I don’t think it’ll be a shock to anyone when I say that pay in the fitness industry isn’t the highest. Depending on your source, the average fitness professional is self-employed, working for an hourly rate of (on average) either £10.51 (ONS) or £21 (emdUK). The vast majority of fitness professionals are women, and nearly a quarter of those women work part-time. So if you’re working 20 hours a week and receiving £21 per hour (let’s be ambitious) then you’re likely to be taking home around £420 a week/£1,680 before tax and any costs associated with running your businesses. That’s just over £20k per year before tax/costs. It’s not hugely surprising then that those who are looking to leave the industry cite low pay as a reason, especially when career progression (driven by professional training) is often limited due to cost, which fitness professionals have to foot themselves.
Over the weekend a friend drew my attention to job advert for a social media role at a London gym that paid £60 per month plus unlimited classes. I know it’s not specifically a fitness role, but it is in the fitness industry so I think the observations about the state of the industry apply. Admittedly, this example is at the very far end of the piss-taking spectrum, but it does illustrate how some companies value talent, time and work in an industry where low pay is already an issue.
What was particularly interesting was how the company in question defined their values and the image they wanted to communicate. They talked about clients who built life long friendships, personal transformations, community and celebrating women’s strength and capabilities. The Guilty Feminist and and Beauty Redefined were used as examples. It’s clear this company sees itself, or at least wants to be seen, as a place that champions and supports women. Which makes the low pay offered for this role perplexing.
Pay is a feminist issue. The Office of National Statistics (ONS) suggests that in 2016 the average pay of women working full-time was nearly 10% lower than men’s pay. This means that compared to men, women stopped earning on the 10th November 2016, and after this date were effectively working for free. The gender pay gap in part-time work is even greater at just over 18% in 2016. In 2012, 64% of the lowest paid workers were women. Admittedly, the ONS found that female fitness instructors are paid 22.9% more then men, but while this is promising I don’t think that negates the industry’s responsibility to pay fairly, particularly for part-time work. It is also worth noting that, while I am drawing on data from the wider fitness industry (the emdUK drew on data from people working in a rage of roles in the industry), the ONS data only considers the role of fitness instructor. When you look at the gap for marketing associate professionals women are paid 7.5% less than men.

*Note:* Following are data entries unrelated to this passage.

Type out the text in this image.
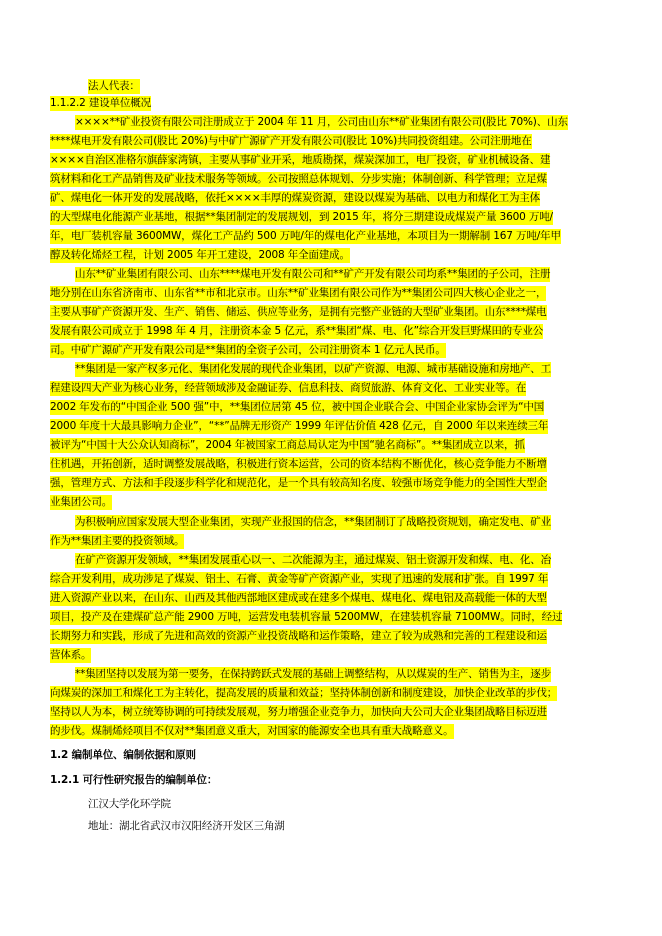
法人代表：
1.1.2.2 建设单位概况
××××**矿业投资有限公司注册成立于 2004 年 11 月，公司由山东**矿业集团有限公司(股比 70%)、山东
****煤电开发有限公司(股比 20%)与中矿广源矿产开发有限公司(股比 10%)共同投资组建。公司注册地在
××××自治区准格尔旗薛家湾镇，主要从事矿业开采，地质勘探，煤炭深加工，电厂投资，矿业机械设备、建
筑材料和化工产品销售及矿业技术服务等领域。公司按照总体规划、分步实施；体制创新、科学管理；立足煤
矿、煤电化一体开发的发展战略，依托××××丰厚的煤炭资源，建设以煤炭为基础、以电力和煤化工为主体
的大型煤电化能源产业基地，根据**集团制定的发展规划，到 2015 年，将分三期建设成煤炭产量 3600 万吨/
年，电厂装机容量 3600MW，煤化工产品约 500 万吨/年的煤电化产业基地，本项目为一期解制 167 万吨/年甲
醇及转化烯烃工程，计划 2005 年开工建设，2008 年全面建成。
山东**矿业集团有限公司、山东****煤电开发有限公司和**矿产开发有限公司均系**集团的子公司，注册
地分别在山东省济南市、山东省**市和北京市。山东**矿业集团有限公司作为**集团公司四大核心企业之一，
主要从事矿产资源开发、生产、销售、储运、供应等业务，是拥有完整产业链的大型矿业集团。山东****煤电
发展有限公司成立于 1998 年 4 月，注册资本金 5 亿元，系**集团“煤、电、化”综合开发巨野煤田的专业公
司。中矿广源矿产开发有限公司是**集团的全资子公司，公司注册资本 1 亿元人民币。
**集团是一家产权多元化、集团化发展的现代企业集团，以矿产资源、电源、城市基础设施和房地产、工
程建设四大产业为核心业务，经营领域涉及金融证券、信息科技、商贸旅游、体育文化、工业实业等。在
2002 年发布的“中国企业 500 强”中，**集团位居第 45 位，被中国企业联合会、中国企业家协会评为“中国
2000 年度十大最具影响力企业”，“**”品牌无形资产 1999 年评估价值 428 亿元，自 2000 年以来连续三年
被评为“中国十大公众认知商标”，2004 年被国家工商总局认定为中国“驰名商标”。**集团成立以来，抓
住机遇，开拓创新，适时调整发展战略，积极进行资本运营，公司的资本结构不断优化，核心竞争能力不断增
强，管理方式、方法和手段逐步科学化和规范化，是一个具有较高知名度、较强市场竞争能力的全国性大型企
业集团公司。
为积极响应国家发展大型企业集团，实现产业报国的信念，**集团制订了战略投资规划，确定发电、矿业
作为**集团主要的投资领域。
在矿产资源开发领域，**集团发展重心以一、二次能源为主，通过煤炭、铝土资源开发和煤、电、化、冶
综合开发利用，成功涉足了煤炭、铝土、石膏、黄金等矿产资源产业，实现了迅速的发展和扩张。自 1997 年
进入资源产业以来，在山东、山西及其他西部地区建成或在建多个煤电、煤电化、煤电铝及高载能一体的大型
项目，投产及在建煤矿总产能 2900 万吨，运营发电装机容量 5200MW，在建装机容量 7100MW。同时，经过
长期努力和实践，形成了先进和高效的资源产业投资战略和运作策略，建立了较为成熟和完善的工程建设和运
营体系。
**集团坚持以发展为第一要务，在保持跨跃式发展的基础上调整结构，从以煤炭的生产、销售为主，逐步
向煤炭的深加工和煤化工为主转化，提高发展的质量和效益；坚持体制创新和制度建设，加快企业改革的步伐；
坚持以人为本，树立统筹协调的可持续发展观，努力增强企业竞争力，加快向大公司大企业集团战略目标迈进
的步伐。煤制烯烃项目不仅对**集团意义重大，对国家的能源安全也具有重大战略意义。
1.2 编制单位、编制依据和原则
1.2.1 可行性研究报告的编制单位：
江汉大学化环学院
地址：湖北省武汉市汉阳经济开发区三角湖
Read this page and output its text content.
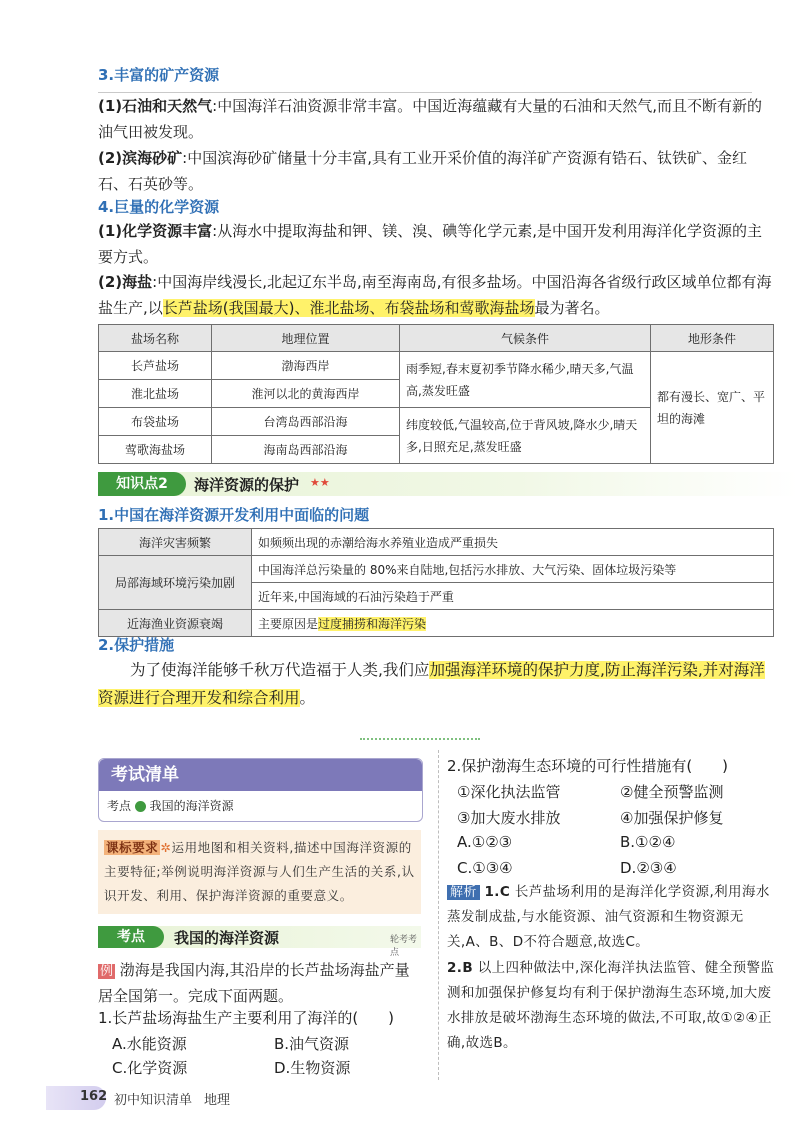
3.丰富的矿产资源
(1)石油和天然气:中国海洋石油资源非常丰富。中国近海蕴藏有大量的石油和天然气,而且不断有新的油气田被发现。
(2)滨海砂矿:中国滨海砂矿储量十分丰富,具有工业开采价值的海洋矿产资源有锆石、钛铁矿、金红石、石英砂等。
4.巨量的化学资源
(1)化学资源丰富:从海水中提取海盐和钾、镁、溴、碘等化学元素,是中国开发利用海洋化学资源的主要方式。
(2)海盐:中国海岸线漫长,北起辽东半岛,南至海南岛,有很多盐场。中国沿海各省级行政区域单位都有海盐生产,以长芦盐场(我国最大)、淮北盐场、布袋盐场和莺歌海盐场最为著名。
盐场名称	地理位置	气候条件	地形条件
长芦盐场	渤海西岸	雨季短,春末夏初季节降水稀少,晴天多,气温高,蒸发旺盛	都有漫长、宽广、平坦的海滩
淮北盐场	淮河以北的黄海西岸		
布袋盐场	台湾岛西部沿海	纬度较低,气温较高,位于背风坡,降水少,晴天多,日照充足,蒸发旺盛	
莺歌海盐场	海南岛西部沿海		
知识点2	海洋资源的保护 ★★
1.中国在海洋资源开发利用中面临的问题
海洋灾害频繁	如频频出现的赤潮给海水养殖业造成严重损失
局部海域环境污染加剧	中国海洋总污染量的 80%来自陆地,包括污水排放、大气污染、固体垃圾污染等
	近年来,中国海域的石油污染趋于严重
近海渔业资源衰竭	主要原因是过度捕捞和海洋污染
2.保护措施
为了使海洋能够千秋万代造福于人类,我们应加强海洋环境的保护力度,防止海洋污染,并对海洋资源进行合理开发和综合利用。
考试清单
考点 我国的海洋资源
课标要求 ✲运用地图和相关资料,描述中国海洋资源的主要特征;举例说明海洋资源与人们生产生活的关系,认识开发、利用、保护海洋资源的重要意义。
考点	我国的海洋资源	轮考考点
例 渤海是我国内海,其沿岸的长芦盐场海盐产量居全国第一。完成下面两题。
1.长芦盐场海盐生产主要利用了海洋的(　　)
A.水能资源	B.油气资源
C.化学资源	D.生物资源
2.保护渤海生态环境的可行性措施有(　　)
①深化执法监管	②健全预警监测
③加大废水排放	④加强保护修复
A.①②③	B.①②④
C.①③④	D.②③④
解析 1.C 长芦盐场利用的是海洋化学资源,利用海水蒸发制成盐,与水能资源、油气资源和生物资源无关,A、B、D不符合题意,故选C。
2.B 以上四种做法中,深化海洋执法监管、健全预警监测和加强保护修复均有利于保护渤海生态环境,加大废水排放是破坏渤海生态环境的做法,不可取,故①②④正确,故选B。
162 初中知识清单 地理
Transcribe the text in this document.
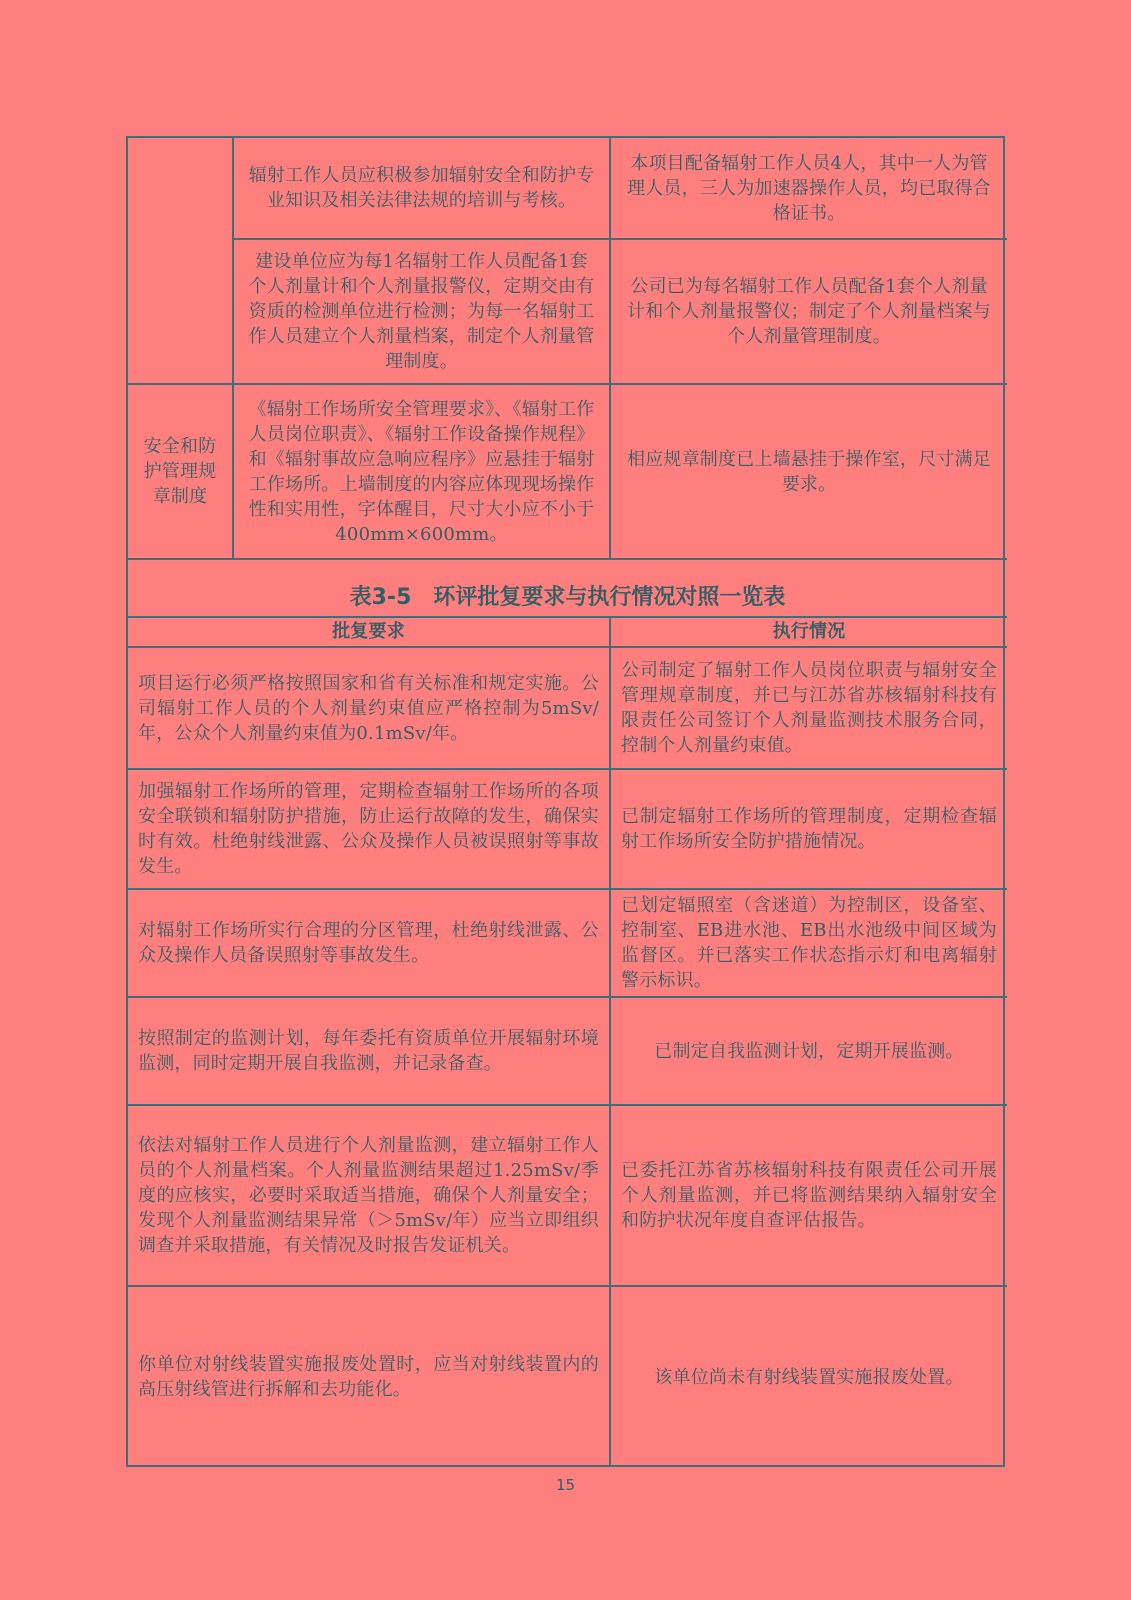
辐射工作人员应积极参加辐射安全和防护专业知识及相关法律法规的培训与考核。
本项目配备辐射工作人员4人，其中一人为管理人员，三人为加速器操作人员，均已取得合格证书。
建设单位应为每1名辐射工作人员配备1套个人剂量计和个人剂量报警仪，定期交由有资质的检测单位进行检测；为每一名辐射工作人员建立个人剂量档案，制定个人剂量管理制度。
公司已为每名辐射工作人员配备1套个人剂量计和个人剂量报警仪；制定了个人剂量档案与个人剂量管理制度。
安全和防护管理规章制度
《辐射工作场所安全管理要求》、《辐射工作人员岗位职责》、《辐射工作设备操作规程》和《辐射事故应急响应程序》应悬挂于辐射工作场所。上墙制度的内容应体现现场操作性和实用性，字体醒目，尺寸大小应不小于400mm×600mm。
相应规章制度已上墙悬挂于操作室，尺寸满足要求。
表3-5　环评批复要求与执行情况对照一览表
批复要求	执行情况
项目运行必须严格按照国家和省有关标准和规定实施。公司辐射工作人员的个人剂量约束值应严格控制为5mSv/年，公众个人剂量约束值为0.1mSv/年。
公司制定了辐射工作人员岗位职责与辐射安全管理规章制度，并已与江苏省苏核辐射科技有限责任公司签订个人剂量监测技术服务合同，控制个人剂量约束值。
加强辐射工作场所的管理，定期检查辐射工作场所的各项安全联锁和辐射防护措施，防止运行故障的发生，确保实时有效。杜绝射线泄露、公众及操作人员被误照射等事故发生。
已制定辐射工作场所的管理制度，定期检查辐射工作场所安全防护措施情况。
对辐射工作场所实行合理的分区管理，杜绝射线泄露、公众及操作人员备误照射等事故发生。
已划定辐照室（含迷道）为控制区，设备室、控制室、EB进水池、EB出水池级中间区域为监督区。并已落实工作状态指示灯和电离辐射警示标识。
按照制定的监测计划，每年委托有资质单位开展辐射环境监测，同时定期开展自我监测，并记录备查。
已制定自我监测计划，定期开展监测。
依法对辐射工作人员进行个人剂量监测，建立辐射工作人员的个人剂量档案。个人剂量监测结果超过1.25mSv/季度的应核实，必要时采取适当措施，确保个人剂量安全；发现个人剂量监测结果异常（＞5mSv/年）应当立即组织调查并采取措施，有关情况及时报告发证机关。
已委托江苏省苏核辐射科技有限责任公司开展个人剂量监测，并已将监测结果纳入辐射安全和防护状况年度自查评估报告。
你单位对射线装置实施报废处置时，应当对射线装置内的高压射线管进行拆解和去功能化。
该单位尚未有射线装置实施报废处置。
15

Coupled with this is an issue is access to quality part-time work. This is work where the flexibility is not skewed in the employer’s favour (as is arguably the case in the example above), but work quality work that pays fairly with a balances power dynamic between capital and labour. Flexible working is a feminist issue, and an important social issue and can contribute to closing the gender pay gap. According to Timewise, only 6% of quality jobs are advertised with the opportunity to work flexibly, suggesting that lower value may be attributed to part-time working when no one in leadership is working flexibly. 1.5 million people are in jobs they’re overqualified for because they need flexibility (I’m one of those people), and 1.9 million aren’t meeting their full earning potential - which would most defiantly be the case for whoever takes up this poorly paid social media role.
This is why it’s so awkward that a company that positions itself as being all about lifting women up is advertising a role that is well positioned for a woman who needs flexible work, but is paying unfairly and suggesting an uneven power dynamic. This entirely contradicts the values of feminism. It undermines the work a lot of people are doing to overcome gender pay and work issues, and most importantly it totally undervalues an individual in an environment supposedly built to elevate people.
I really hope that the wage advertised was a typo, although even £60 a week or £600 a month would be a bit low for the work being advertised. I also really hope the company concerned listen to the outpouring on comments on the advert expressing dismay at the pay and take steps to apply the values they say they have to the way they work behind the scenes.
Update: the advert has now been removed from the company’s Facebook page. I have reached out to the company for comment.
Update 16 July 2019: since I wrote this post I’ve spoken with the owner of the company mentioned. The owner explained that where they had gone wrong was posting this job on an official job page on Facebook when actually they consider it a ‘skills swap’ and that they ‘absolutely did not intend to insult, exploit or cause offence to those who are looking for part time work’. They have emphasised that they are a sole-trader offering classes in public spaces serving their local community and they do not have the income to pay a marketing professional.
The owner went on to explain that they are a novice when it comes to social media and that this was compounded by dyslexia which can mean they don’t always find it easy to communicate effectively. In hindsight they can now see just how much they’ve asked for, and that these things can’t realistically be done in a few hours a week.
The ‘skills swap’ was premised on previous experience where the owner’s clients had offered to help with elements such as branding and building their website in exchange for free classes. The owner acknowledges now that this may have led them to become a little naive and that they are embarrassed and upset about this situation. They have suspended their search for support.
I do not intend to pass judgement on this statement.